JAKARTA - Laporan eksklusif Jobstreet by SEEK bersama dengan Boston Consulting Group (BCG), dan The Network yang berjudul Decoding Global Talent 2024: Tren Mobilitas Pekerja mengungkapkan keinginan warga negara Indonesia (WNI) untuk bekerja di luar negeri.
Laporan tersebut mengungkapkan bahwa 67 persen pekerja Indonesia menyatakan bersedia pindah ke luar negeri untuk bekerja, angka yang setara dengan rata-rata Asia Tenggara.
Adapun alasan utama pekerja di Indonesia mencari pekerjaan di luar negeri, utamanya adalah karena 70 persen untuk mendapatkan pengalaman kerja internasional, alasan 60 persen untuk mendapatkan harapan kompensasi dan tunjangan yang lebih baik, serta kualitas hidup 48 persen.
Namun, tidak dapat dipungkiri bahwa tingginya minat ini dibarengi dengan tingginya penipuan iklan lowongan kerja luar negeri, yang bisa merugikan masyarakat.

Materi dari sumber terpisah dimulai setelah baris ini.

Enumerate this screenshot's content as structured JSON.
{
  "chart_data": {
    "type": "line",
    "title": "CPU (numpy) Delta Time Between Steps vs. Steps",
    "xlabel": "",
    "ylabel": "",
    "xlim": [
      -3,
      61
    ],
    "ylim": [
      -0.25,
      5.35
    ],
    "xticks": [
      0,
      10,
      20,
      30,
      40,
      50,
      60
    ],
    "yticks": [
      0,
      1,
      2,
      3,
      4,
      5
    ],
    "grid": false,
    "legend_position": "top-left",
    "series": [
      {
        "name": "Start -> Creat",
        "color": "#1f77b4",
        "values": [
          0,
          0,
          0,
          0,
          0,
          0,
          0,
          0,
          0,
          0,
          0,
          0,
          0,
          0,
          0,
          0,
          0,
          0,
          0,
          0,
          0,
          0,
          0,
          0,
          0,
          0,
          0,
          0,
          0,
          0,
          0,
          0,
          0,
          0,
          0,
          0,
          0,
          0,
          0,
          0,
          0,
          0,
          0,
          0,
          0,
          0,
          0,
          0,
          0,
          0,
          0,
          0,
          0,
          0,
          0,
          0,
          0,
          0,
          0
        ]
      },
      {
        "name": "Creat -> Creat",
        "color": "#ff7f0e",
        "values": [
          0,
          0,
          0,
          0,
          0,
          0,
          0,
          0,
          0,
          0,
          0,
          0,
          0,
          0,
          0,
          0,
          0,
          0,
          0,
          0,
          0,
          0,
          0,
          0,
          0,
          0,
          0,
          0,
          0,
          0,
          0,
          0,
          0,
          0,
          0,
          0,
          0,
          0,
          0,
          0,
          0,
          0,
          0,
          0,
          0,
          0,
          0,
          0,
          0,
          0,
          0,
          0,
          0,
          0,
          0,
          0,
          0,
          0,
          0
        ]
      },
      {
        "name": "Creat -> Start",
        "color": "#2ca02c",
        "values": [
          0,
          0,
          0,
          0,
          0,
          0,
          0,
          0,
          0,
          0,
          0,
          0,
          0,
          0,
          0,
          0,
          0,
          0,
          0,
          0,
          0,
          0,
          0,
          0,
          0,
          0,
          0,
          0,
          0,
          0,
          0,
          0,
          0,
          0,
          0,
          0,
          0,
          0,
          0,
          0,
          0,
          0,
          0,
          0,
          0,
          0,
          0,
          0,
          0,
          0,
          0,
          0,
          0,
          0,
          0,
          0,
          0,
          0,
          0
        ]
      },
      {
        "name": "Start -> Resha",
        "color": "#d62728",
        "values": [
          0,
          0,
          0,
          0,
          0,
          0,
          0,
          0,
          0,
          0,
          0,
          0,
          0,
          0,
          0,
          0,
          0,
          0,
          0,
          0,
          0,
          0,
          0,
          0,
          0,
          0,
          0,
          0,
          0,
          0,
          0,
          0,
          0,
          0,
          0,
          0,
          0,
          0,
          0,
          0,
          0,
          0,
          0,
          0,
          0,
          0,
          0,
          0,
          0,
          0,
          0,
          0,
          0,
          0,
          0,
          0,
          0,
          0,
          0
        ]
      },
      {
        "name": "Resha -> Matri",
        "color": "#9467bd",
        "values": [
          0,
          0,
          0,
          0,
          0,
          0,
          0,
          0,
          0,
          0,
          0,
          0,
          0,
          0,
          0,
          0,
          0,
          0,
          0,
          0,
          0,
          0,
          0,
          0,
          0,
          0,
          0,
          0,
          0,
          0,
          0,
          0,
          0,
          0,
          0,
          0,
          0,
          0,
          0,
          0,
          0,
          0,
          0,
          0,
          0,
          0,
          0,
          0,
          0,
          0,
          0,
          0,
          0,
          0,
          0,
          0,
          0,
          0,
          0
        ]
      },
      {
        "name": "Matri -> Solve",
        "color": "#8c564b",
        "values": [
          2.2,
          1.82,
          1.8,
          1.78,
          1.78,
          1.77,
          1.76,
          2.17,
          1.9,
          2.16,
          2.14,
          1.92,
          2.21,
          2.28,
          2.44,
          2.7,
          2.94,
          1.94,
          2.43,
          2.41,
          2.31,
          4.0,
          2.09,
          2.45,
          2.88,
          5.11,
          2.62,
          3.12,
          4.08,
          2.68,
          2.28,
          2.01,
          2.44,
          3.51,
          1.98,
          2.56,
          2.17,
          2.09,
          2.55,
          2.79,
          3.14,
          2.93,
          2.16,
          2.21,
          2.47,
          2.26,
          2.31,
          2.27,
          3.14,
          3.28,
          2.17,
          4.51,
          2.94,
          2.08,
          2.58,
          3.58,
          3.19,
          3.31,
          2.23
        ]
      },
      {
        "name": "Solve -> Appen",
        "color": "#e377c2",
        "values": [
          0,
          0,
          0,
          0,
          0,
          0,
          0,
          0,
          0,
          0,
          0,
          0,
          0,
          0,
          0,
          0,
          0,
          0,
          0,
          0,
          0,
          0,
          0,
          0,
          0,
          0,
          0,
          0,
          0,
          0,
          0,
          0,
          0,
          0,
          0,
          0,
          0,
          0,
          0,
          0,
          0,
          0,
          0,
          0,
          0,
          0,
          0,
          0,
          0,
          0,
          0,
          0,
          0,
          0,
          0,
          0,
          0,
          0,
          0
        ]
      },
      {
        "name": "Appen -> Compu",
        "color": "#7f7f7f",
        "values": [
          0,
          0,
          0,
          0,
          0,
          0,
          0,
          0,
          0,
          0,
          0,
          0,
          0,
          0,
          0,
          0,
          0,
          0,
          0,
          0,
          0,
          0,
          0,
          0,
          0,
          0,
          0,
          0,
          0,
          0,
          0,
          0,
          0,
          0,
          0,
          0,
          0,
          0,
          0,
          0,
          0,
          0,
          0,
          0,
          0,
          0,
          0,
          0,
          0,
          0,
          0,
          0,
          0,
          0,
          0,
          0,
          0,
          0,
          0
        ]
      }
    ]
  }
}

Mengingat hal tersebut, Jobstreet by SEEK memaparkan panduan praktis untuk memastikan proses pencarian kerja di luar negeri dilakukan secara aman, terstruktur, dan bebas dari penipuan di platform digital:
Verifikasi Sumber Lowongan Kerja: Selalu prioritaskan pencarian melalui platform resmi dan terpercaya yang memiliki sistem verifikasi pemberi kerja.
BACA JUGA:
Periksa Kontrak dan Dokumentasi Hukum: Jangan pernah menandatangani kontrak atau menyetujui tawaran kerja tanpa memahami penuh informasi mengenai syarat dan ketentuan dari penawaran kerja, terutama terkait gaji, akomodasi, dan izin kerja.
Waspadai Biaya di Awal Proses: Pekerja yang sah tidak akan diminta membayar biaya rekrutmen atau proses visa kepada pemberi kerja. Waspada jika diminta melakukan transfer uang tunai atau diminta membayar biaya yang tidak wajar di muka.
Tingkatkan Digital Footprint pada Platform Pencarian Kerja:Pastikan profil profesional up-to-date dan informatif. Pastikan juga untuk menggunakan kata kunci yang tepat di dalam profil untuk mempercepat efisiensi proses rekrutmen.